Moving from Availability Guarantee to Production Guarantee
To better align the priorities of the wind farm owner and the OEM/service contractor, owners should request a proposal to shift to a production-based performance metric. It is not difficult for a manufacturer’s SCADA system to calculate lost production rather than downtime. Some already do by default. Calculating lost production can also easily be done outside of the OEM SCADA system in the overarching wind farm SCADA system or by running scripts on the SCADA historian. SCADA Miner can of course also produce lost production calculations. As long as the calculation is agreed, it does not need to be as complex as an IEC 61400 power curve calculation. It just needs to serve as an incentive to service wind turbines during low wind and address underperformance (which an availability guarantee does not do).
Financial incentives/penalties could be divvied out accordingly.

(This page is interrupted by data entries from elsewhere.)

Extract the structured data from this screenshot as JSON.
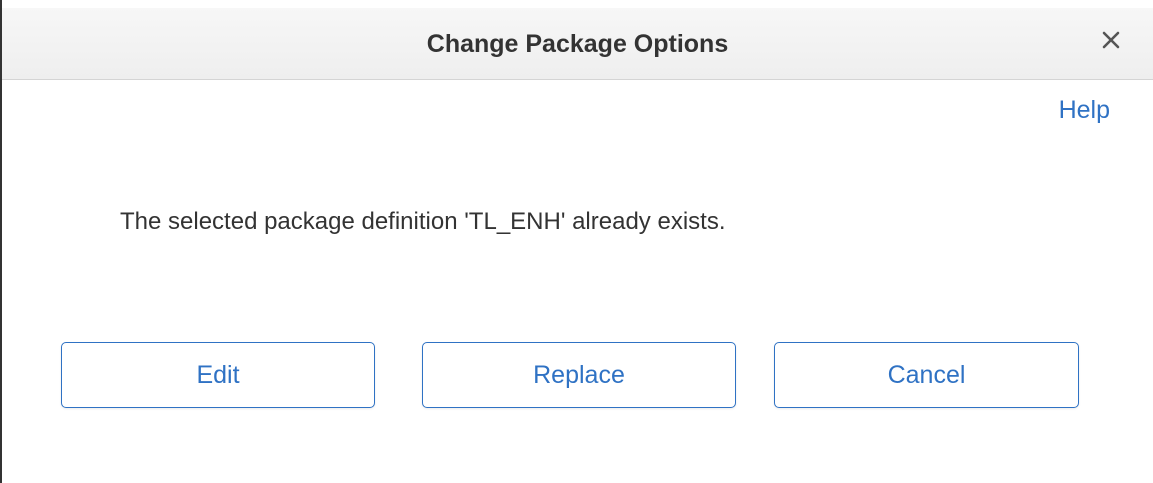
{
  "dialog": {
    "title": "Change Package Options",
    "close_icon": "close-icon",
    "help_label": "Help",
    "message": "The selected package definition 'TL_ENH' already exists.",
    "buttons": {
      "edit": "Edit",
      "replace": "Replace",
      "cancel": "Cancel"
    }
  },
  "colors": {
    "accent": "#2f72c4",
    "title_text": "#333333",
    "titlebar_bg": "#efefef"
  }
}
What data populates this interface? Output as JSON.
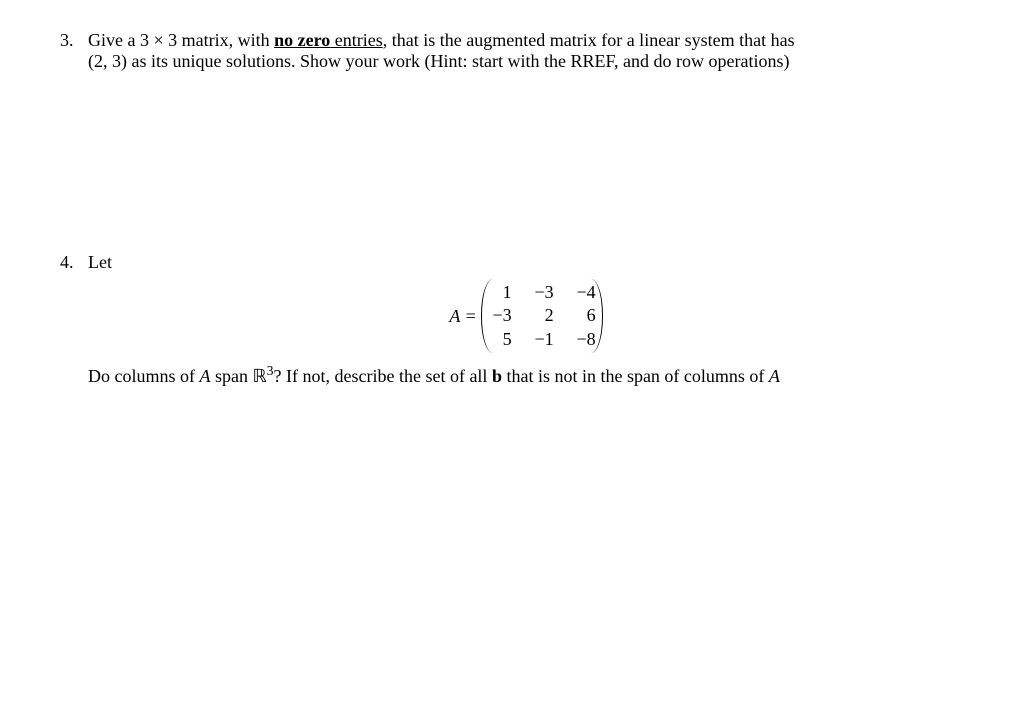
{
  "problems": {
    "p3": {
      "number": "3.",
      "line1_pre": "Give a 3 × 3 matrix, with ",
      "no_zero_text": "no zero",
      "line1_mid": " entries",
      "line1_post": ", that is the augmented matrix for a linear system that has",
      "line2": "(2, 3) as its unique solutions. Show your work (Hint: start with the RREF, and do row operations)"
    },
    "p4": {
      "number": "4.",
      "let_text": "Let",
      "matrix_lhs": "A =",
      "matrix": {
        "r1c1": "1",
        "r1c2": "−3",
        "r1c3": "−4",
        "r2c1": "−3",
        "r2c2": "2",
        "r2c3": "6",
        "r3c1": "5",
        "r3c2": "−1",
        "r3c3": "−8"
      },
      "q_pre": "Do columns of ",
      "q_A1": "A",
      "q_span": " span ",
      "q_R": "ℝ",
      "q_R_sup": "3",
      "q_mid": "? If not, describe the set of all ",
      "q_b": "b",
      "q_post1": " that is not in the span of columns of ",
      "q_A2": "A"
    }
  }
}
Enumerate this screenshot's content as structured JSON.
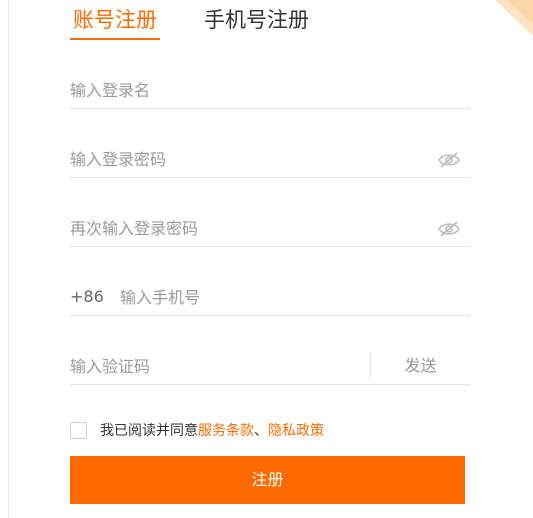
{
  "tabs": {
    "account": "账号注册",
    "phone": "手机号注册",
    "active": "account"
  },
  "form": {
    "username_placeholder": "输入登录名",
    "password_placeholder": "输入登录密码",
    "confirm_password_placeholder": "再次输入登录密码",
    "phone_prefix": "+86",
    "phone_placeholder": "输入手机号",
    "code_placeholder": "输入验证码",
    "send_label": "发送"
  },
  "agreement": {
    "checked": false,
    "text_before": "我已阅读并同意",
    "terms_link": "服务条款",
    "separator": "、",
    "privacy_link": "隐私政策"
  },
  "submit_label": "注册",
  "icons": {
    "password_visibility": "eye-slash-icon",
    "corner": "corner-decoration"
  },
  "colors": {
    "accent": "#ff6a00",
    "text": "#333333",
    "placeholder": "#999999",
    "divider": "#e6e6e6",
    "corner": "#fbd6a8"
  }
}
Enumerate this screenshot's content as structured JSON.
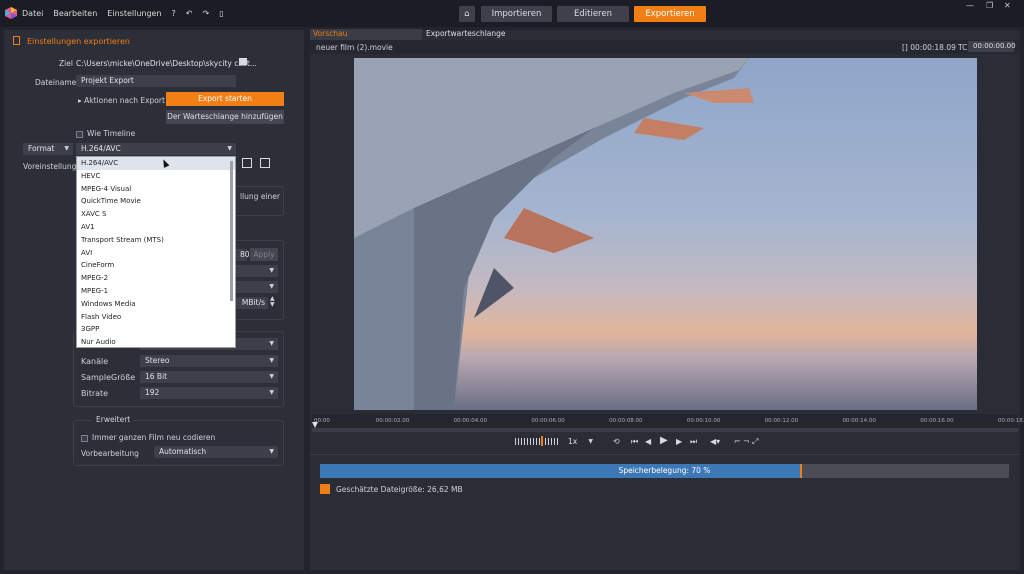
{
  "menu": {
    "items": [
      "Datei",
      "Bearbeiten",
      "Einstellungen"
    ],
    "help": "?",
    "undo": "↶",
    "redo": "↷",
    "doc": "▯"
  },
  "top_tabs": {
    "home": "⌂",
    "import": "Importieren",
    "edit": "Editieren",
    "export": "Exportieren"
  },
  "window": {
    "minimize": "—",
    "maximize": "❐",
    "close": "✕"
  },
  "left": {
    "title": "Einstellungen exportieren",
    "ziel_label": "Ziel",
    "ziel_value": "C:\\Users\\micke\\OneDrive\\Desktop\\skycity cast...",
    "dateiname_label": "Dateiname",
    "dateiname_value": "Projekt Export",
    "aktionen": "Aktionen nach Export",
    "export_start": "Export starten",
    "queue_add": "Der Warteschlange hinzufügen",
    "wie_timeline": "Wie Timeline",
    "format_label": "Format",
    "format_value": "H.264/AVC",
    "voreinstellung_label": "Voreinstellung",
    "partial_text1": "llung einer",
    "partial_text2": "Apply",
    "partial_num": "80",
    "partial_unit": "MBit/s",
    "formats": [
      "H.264/AVC",
      "HEVC",
      "MPEG-4 Visual",
      "QuickTime Movie",
      "XAVC S",
      "AV1",
      "Transport Stream (MTS)",
      "AVI",
      "CineForm",
      "MPEG-2",
      "MPEG-1",
      "Windows Media",
      "Flash Video",
      "3GPP",
      "Nur Audio"
    ],
    "kanaele_label": "Kanäle",
    "kanaele_value": "Stereo",
    "sample_label": "SampleGröße",
    "sample_value": "16 Bit",
    "bitrate_label": "Bitrate",
    "bitrate_value": "192",
    "erweitert": "Erweitert",
    "recode": "Immer ganzen Film neu codieren",
    "vorbereitung_label": "Vorbearbeitung",
    "vorbereitung_value": "Automatisch"
  },
  "right": {
    "tab_preview": "Vorschau",
    "tab_queue": "Exportwarteschlange",
    "file": "neuer film (2).movie",
    "duration": "00:00:18.09",
    "tc_label": "TC",
    "tc_value": "00:00:00.00",
    "speed": "1x",
    "ticks": [
      "00:00",
      "00:00:02.00",
      "00:00:04.00",
      "00:00:06.00",
      "00:00:08.00",
      "00:00:10.00",
      "00:00:12.00",
      "00:00:14.00",
      "00:00:16.00",
      "00:00:18.00"
    ],
    "storage_label": "Speicherbelegung: 70 %",
    "storage_fill": 0.7,
    "filesize": "Geschätzte Dateigröße: 26,62 MB"
  },
  "colors": {
    "accent": "#f27e16",
    "progress": "#3d78b6"
  }
}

Maximising Revenue for the Power Purchaser
I have had no exposure to power purchase agreements (PPA). I know they are key in securing project finance as they provide certainty about the project cash flows and thus move spot price risk to the power purchaser. But do PPA’s ever contain variable pricing per MWh? One would expect a happy medium could be reached where project financiers could be afforded confidence in future cash flows but the wind farm owner could also take a bit of the spot price risk (and reward). For example a base price per MWh and some variable portion of the spot price. This would provide a financial mechanism to incentivise the wind farm owner to maximise the benefit for the power purchaser.
Revenue metering systems can easily support this sort of arrangement. Enter the lost revenue guarantee! If a turbine manufacturer were to offer a lost revenue guarantee, the priorities of the wind farm owner, the wind turbine manufacturer (or service contractor) and the power purchaser would all be aligned.
Service work could be scheduled for periods where lost revenue would be low. Prediction of the electricity spot price is relatively straightforward – it relies a lot on temperature and time of day. The lead wind turbine technician could look at a forecast of lost revenue (yes, it is the product of two forecasts – weather and spot price) and schedule service work accordingly. Too complicated? Feel free to educate me on how PPA’s really work.